Soil Sampling: surface soil (15 cm) will be sampled prior to planting and after harvest for analysis of organic matter, extractable P (Olsen method, depending on pH), and extractable nitrate and ammonium.

Subplots (except Control 1) will be irrigated by the furrow method, following standard irrigation recommendations determined by weekly sampling in all subplots of that treatment. Tensiometers will be used to assess soil moisture. However, if earlier trials on drip irrigation demonstrate that it is feasible for these crops and with algae-rich water, drip irrigation will be used instead of furrow irrigation. The reason for favoring drip irrigation is that the irrigation scientists currently recommend drip methods as the most water efficient. Planting and weeding will be done according to accepted methods for this area.

Pond Fertilization: Ponds will be limed prior to filling at the rate determined necessary from following the general lime requirement (Boyd, 1994). DAP will be the sole source of P. Nitrogen will be provided at a rate determined to be optimal for this site and for warm season from previous CRSP research, probably about 20 kg N per ha per week. Nitrogen will be provided by DAP and urea.

Water Movement: Water required for irrigation is anticipated as follows: At 500 mm water added as irrigation, and 75 m² total plot area per treatment use 0.375 m³ or 375 liters per treatment.

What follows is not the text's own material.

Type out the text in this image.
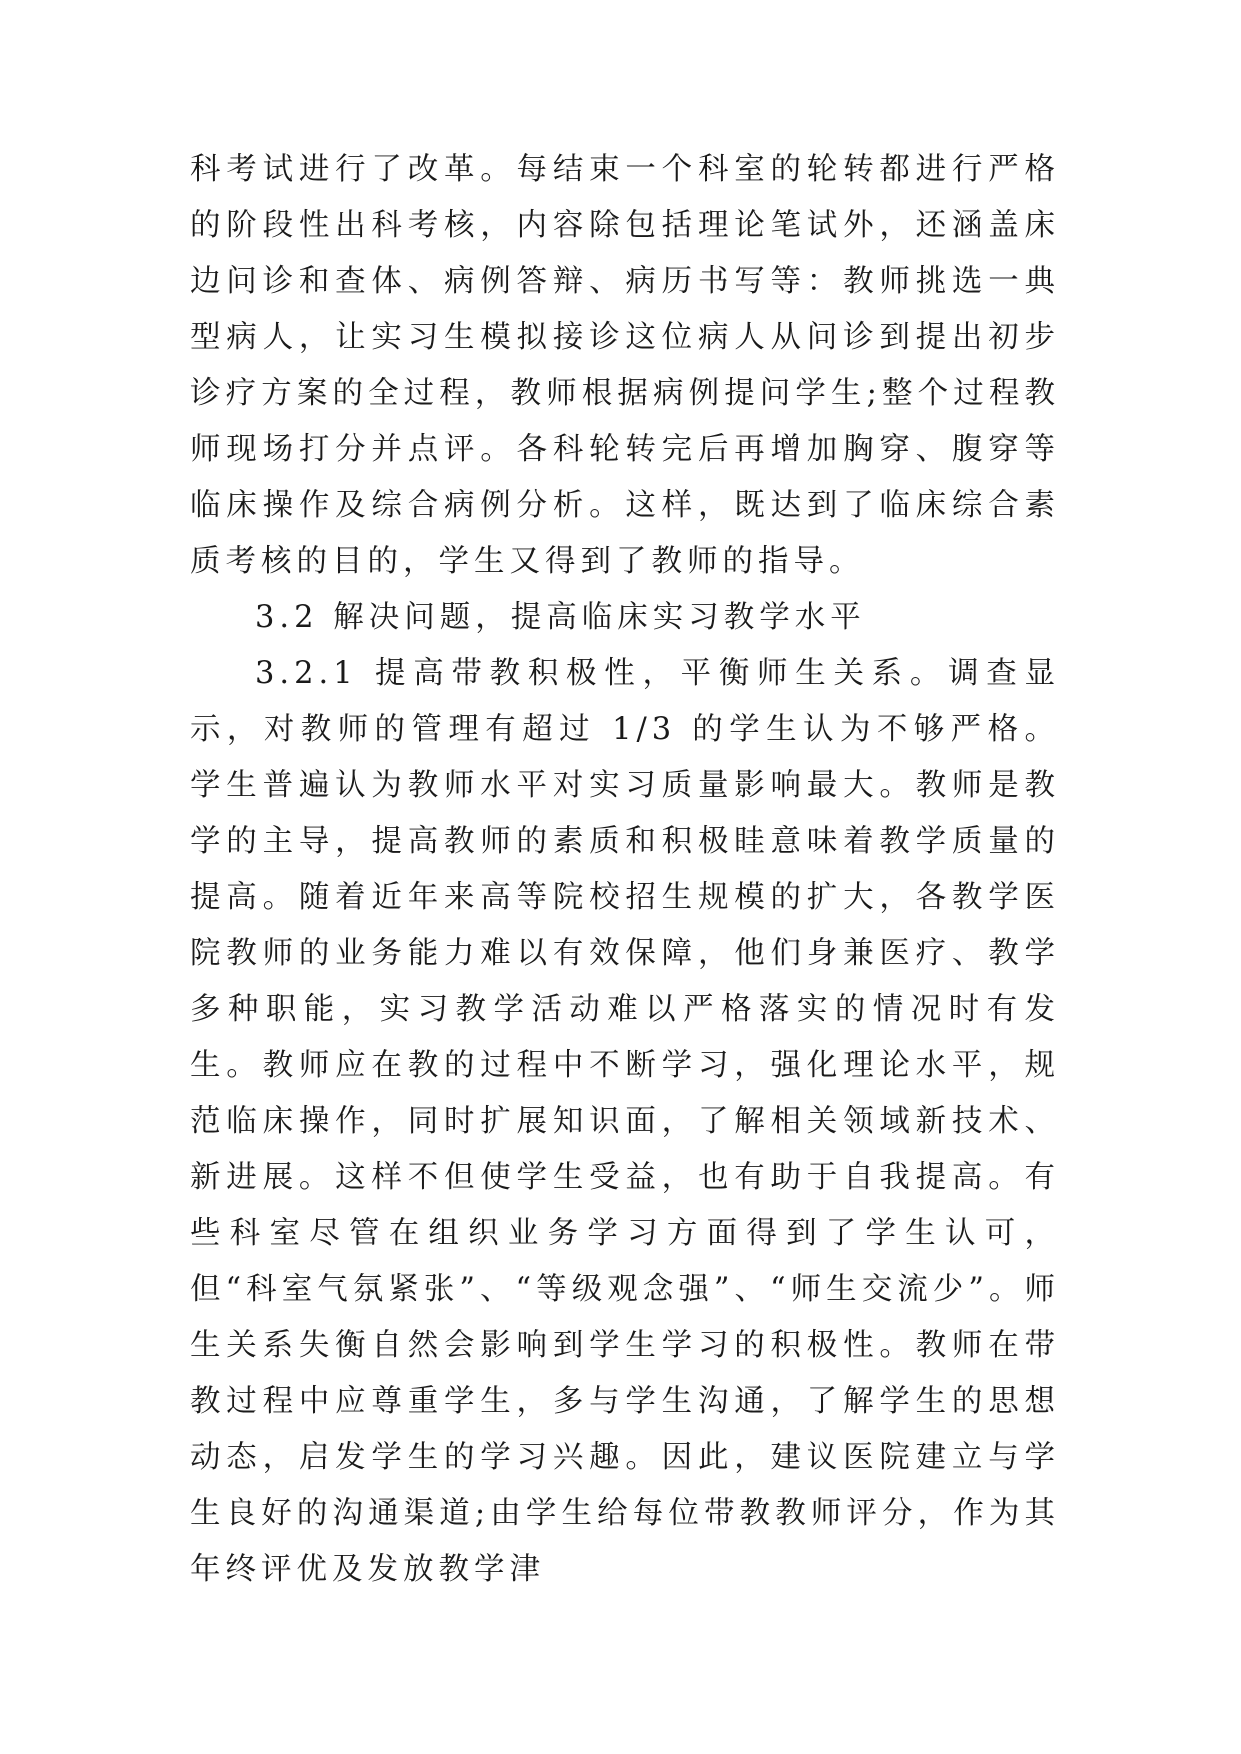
科考试进行了改革。每结束一个科室的轮转都进行严格的阶段性出科考核，内容除包括理论笔试外，还涵盖床边问诊和查体、病例答辩、病历书写等：教师挑选一典型病人，让实习生模拟接诊这位病人从问诊到提出初步诊疗方案的全过程，教师根据病例提问学生;整个过程教师现场打分并点评。各科轮转完后再增加胸穿、腹穿等临床操作及综合病例分析。这样，既达到了临床综合素质考核的目的，学生又得到了教师的指导。

3.2 解决问题，提高临床实习教学水平

3.2.1 提高带教积极性，平衡师生关系。调查显示，对教师的管理有超过 1/3 的学生认为不够严格。学生普遍认为教师水平对实习质量影响最大。教师是教学的主导，提高教师的素质和积极眭意味着教学质量的提高。随着近年来高等院校招生规模的扩大，各教学医院教师的业务能力难以有效保障，他们身兼医疗、教学多种职能，实习教学活动难以严格落实的情况时有发生。教师应在教的过程中不断学习，强化理论水平，规范临床操作，同时扩展知识面，了解相关领域新技术、新进展。这样不但使学生受益，也有助于自我提高。有些科室尽管在组织业务学习方面得到了学生认可，但“科室气氛紧张”、“等级观念强”、“师生交流少”。师生关系失衡自然会影响到学生学习的积极性。教师在带教过程中应尊重学生，多与学生沟通，了解学生的思想动态，启发学生的学习兴趣。因此，建议医院建立与学生良好的沟通渠道;由学生给每位带教教师评分，作为其年终评优及发放教学津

If furrows are used, more than double this amount will be needed. The current drip irrigation method recommended involves use of a 70-liter plastic barrel (cost $8 each) and hose pipe. The barrel can be filled by siphoning from the ponds. Given the total pond volume (3 ponds x 800 m2/pond x 0.8 m average depth = 1,920 m³), water use will be minimal.

Sampling: Water, soils, fish, and crops will be sampled in order to make nitrogen and phosphorus budgets for the pond/crop system. Data needed for N and P budgets will also serve to make water budgets.

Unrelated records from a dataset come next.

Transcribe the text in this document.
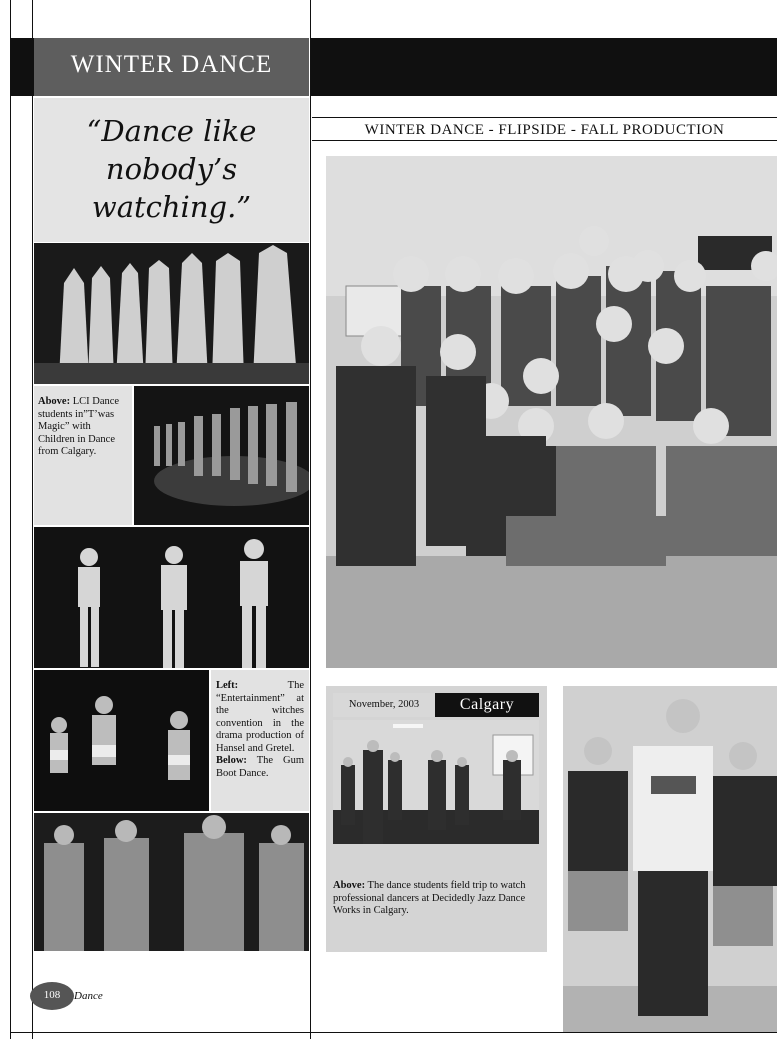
WINTER DANCE
“Dance like nobody’s watching.”
WINTER DANCE - FLIPSIDE - FALL PRODUCTION
Above: LCI Dance students in”T’was Magic” with Children in Dance from Calgary.
Left: The “Entertainment” at the witches convention in the drama production of Hansel and Gretel.
Below: The Gum Boot Dance.
November, 2003	Calgary
Above: The dance students field trip to watch professional dancers at Decidedly Jazz Dance Works in Calgary.
108	Dance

A complete weather station with dataloggers will be in place at the site to provide max and min air temperature, relative humidity, solar radiation (as PAR and watts), precipitation, and wind speed data. An evaporation pan is in use at Sagana station.

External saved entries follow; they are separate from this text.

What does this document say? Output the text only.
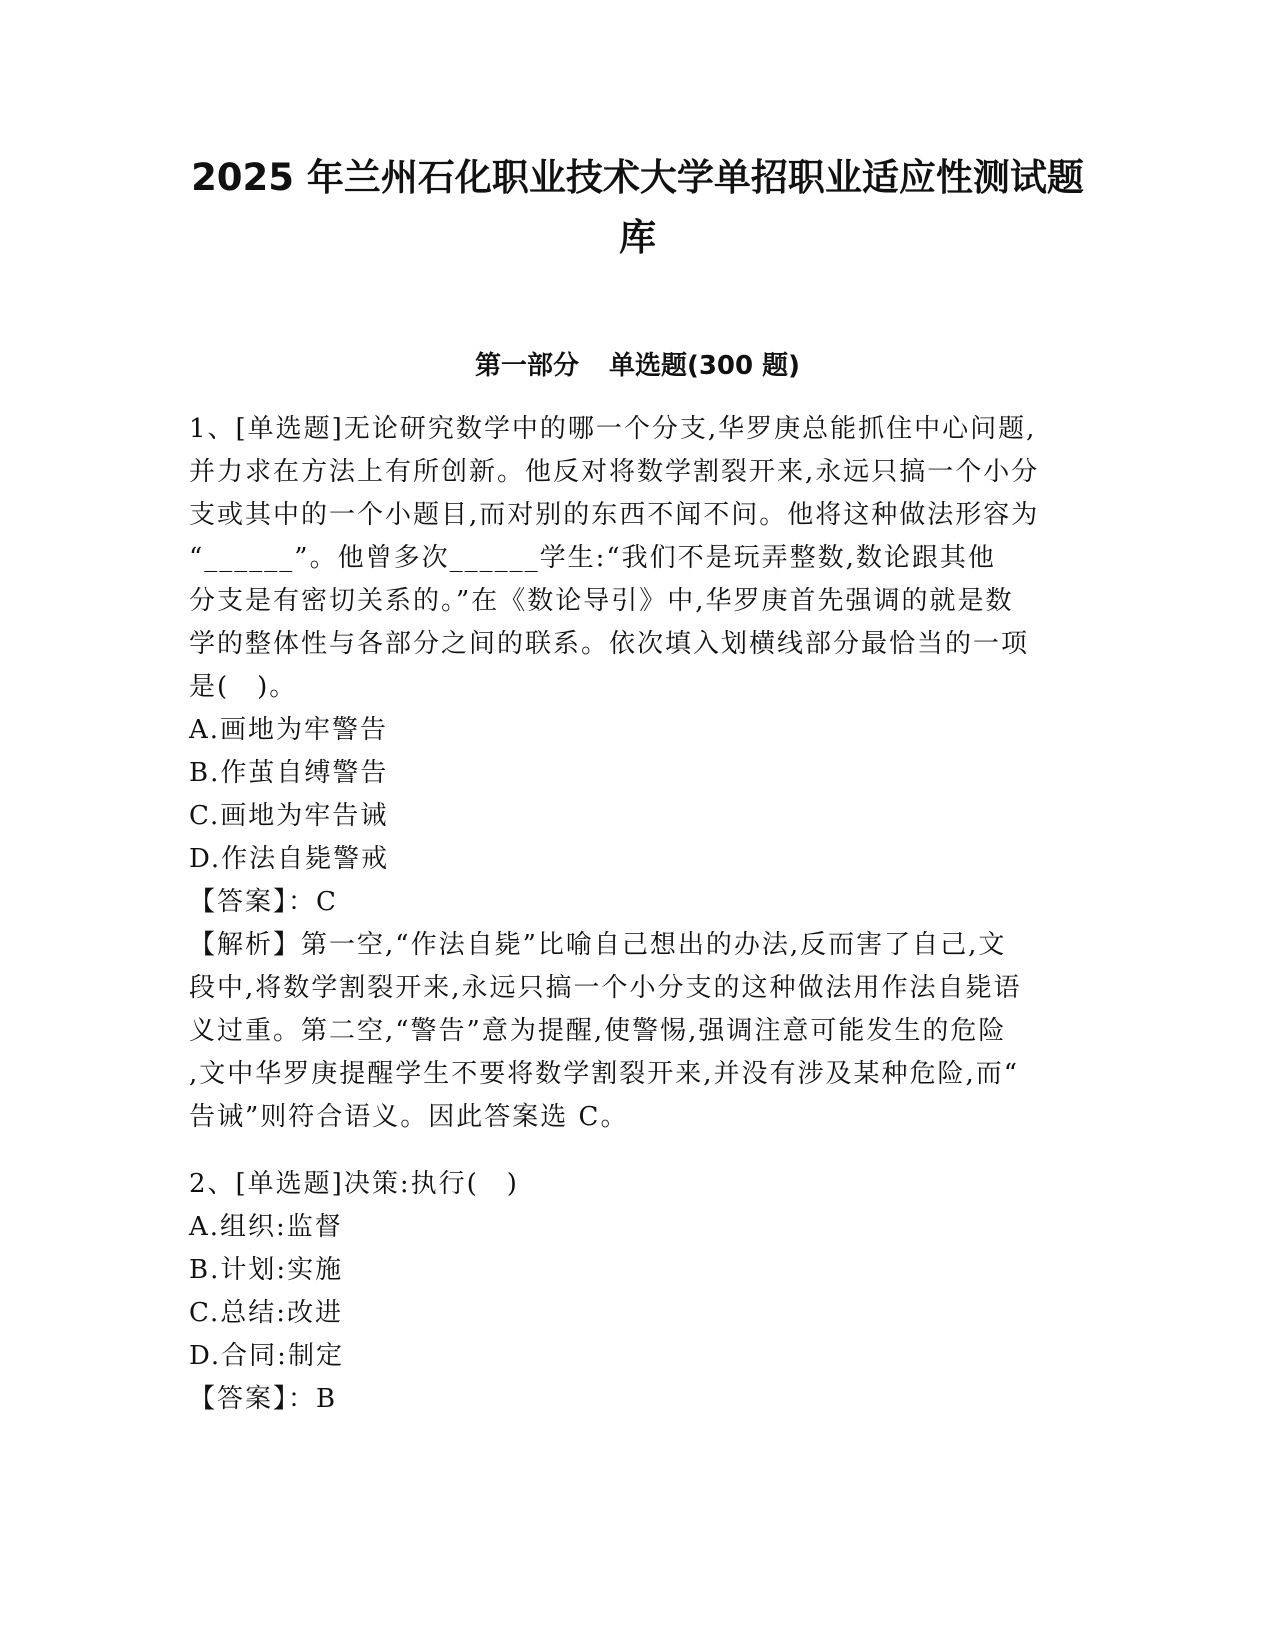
2025 年兰州石化职业技术大学单招职业适应性测试题
库
第一部分 单选题(300 题)
1、[单选题]无论研究数学中的哪一个分支,华罗庚总能抓住中心问题,
并力求在方法上有所创新。他反对将数学割裂开来,永远只搞一个小分
支或其中的一个小题目,而对别的东西不闻不问。他将这种做法形容为
“______”。他曾多次______学生:“我们不是玩弄整数,数论跟其他
分支是有密切关系的。”在《数论导引》中,华罗庚首先强调的就是数
学的整体性与各部分之间的联系。依次填入划横线部分最恰当的一项
是(　)。
A.画地为牢警告
B.作茧自缚警告
C.画地为牢告诫
D.作法自毙警戒
【答案】：C
【解析】第一空,“作法自毙”比喻自己想出的办法,反而害了自己,文
段中,将数学割裂开来,永远只搞一个小分支的这种做法用作法自毙语
义过重。第二空,“警告”意为提醒,使警惕,强调注意可能发生的危险
,文中华罗庚提醒学生不要将数学割裂开来,并没有涉及某种危险,而“
告诫”则符合语义。因此答案选 C。
2、[单选题]决策:执行(　)
A.组织:监督
B.计划:实施
C.总结:改进
D.合同:制定
【答案】：B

Fish sampling: Fish will be sampled by seine net at biweekly intervals to measure growth; approximately 10% of the initial stock will be seined up, counted, and weighed en masse. Ponds will be harvested by draining upon completion of the trial.

Concurrent greenhouse trials using different soils from Kenya will be used to assess effects treatments used in the field experiment could have on other soils. Water from the ponds will be used.

Regional Integration
Making water budget information available to policy makers is an area of activity recommended in the regional plan for Africa. The test crops are grown throughout southern, eastern and central Africa; maize is a staple from southern Africa to Kenya and soy is a rather new but promising crop being promoted by several agriculture programs. A soy irrigation scheme has just started about 30 km from Sagana. Soy is an important ingredient of animal feeds and its low production level has been a leading cause of high costing animal feeds in Africa.

Schedule
Pond filling and stocking will be done in early November 1998. It is anticipated that ponds will be drained after about 5 to 6 months (April 1999) Planting of crops will occur in October and crop harvest will be in January to February 1999. This schedule should provide the water necessary at the most critical times for crop production. The experiment will be repeated from May to October 1999. This is often not a rain-limited season but expectations are for a drought in 1999. Planting will be done in mid-May and harvest is usually in August. Report on first harvest due May 1999. Report on second harvests due February 2000.

References
Government of Kenya, 1996. National Development Plan 1997-2001. Government Printer, Nairobi, Kenya.